Romney Executes Republican Party Power Grab

The Establishment wins a round over the grassroots. “Awful,” says the conservative Blackwell.

Campaign counsel Ben Ginsberg walks at a private donors’ conference for Republican presidential candidate Mitt Romney at The Chateaux at Silver Lake at Deer Valley Resort in Park City, Utah, Saturday, June 23, 2012. Charles Dharapak / AP

TAMPA — The Republican National Convention Rules Committee voted 63-38 to approve a new rule allowing granting the Republican National Committee — and Mitt Romney — sweeping new powers to amend the governing document of the GOP.

The move came at the encouragement of Mitt Romney supporters on the committee, including Romney’s top lawyer Ben Ginsberg, who stressed that it would grant “flexibility” to Romney and the committee to adapt to changing political environments. The rule allows the RNC to amend the party’s rules without a vote by the full Republican National Convention. And it offers the Republican Establishment a new tool to keep at by Tea Party initiatives that threaten to embarrass or contradict party leadership and stray from a planned message.

Romney, as his party’s nominee, exerts significant influence over the RNC, which is made up of elected party officials from all 50 states, while the larger Convention Rules Committee is larger and has a more grassroots membership.

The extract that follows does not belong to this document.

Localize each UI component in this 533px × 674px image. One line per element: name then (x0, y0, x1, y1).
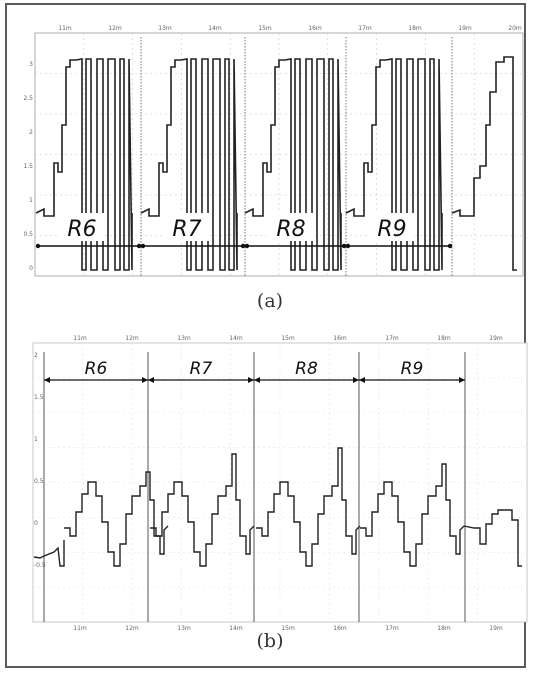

“This is necessary for the world in which we find ourselves in,” Ginsberg told the committee, adding that it is “important for the political survival of the party in the electoral context,” for the committee to be able to change the rules as it sees fit in the intervening four years between conventions.

Virginia delegate and RNC member Morton Blackwell strenuously objected to the proposed rule change, calling it “the most awful proposed amendments I’ve seen presented to this committee.”

“This is dangerous, it amounts to a power grab,” he said. “We are abandoning the historic process by which are rules are adopted.”

The Romney allies waited until Friday to propose the amendment, choosing to avoid giving the opposition time to organize by proposing it at the preliminary Rules meeting on Wednesday or during more than three years of RNC Rules Committee discussions.

South Carolina delegate Drew McKissick, who objected to the rule change, echoed Blackwell’s charge, warning that nearly any rule could now be amended by 3/4 of the Republican National Committee.

“It’s definitely a power grab by the campaign, the committee,” he said. “It’s bad juju. Once you let the genie out of the bottle they can do anything.”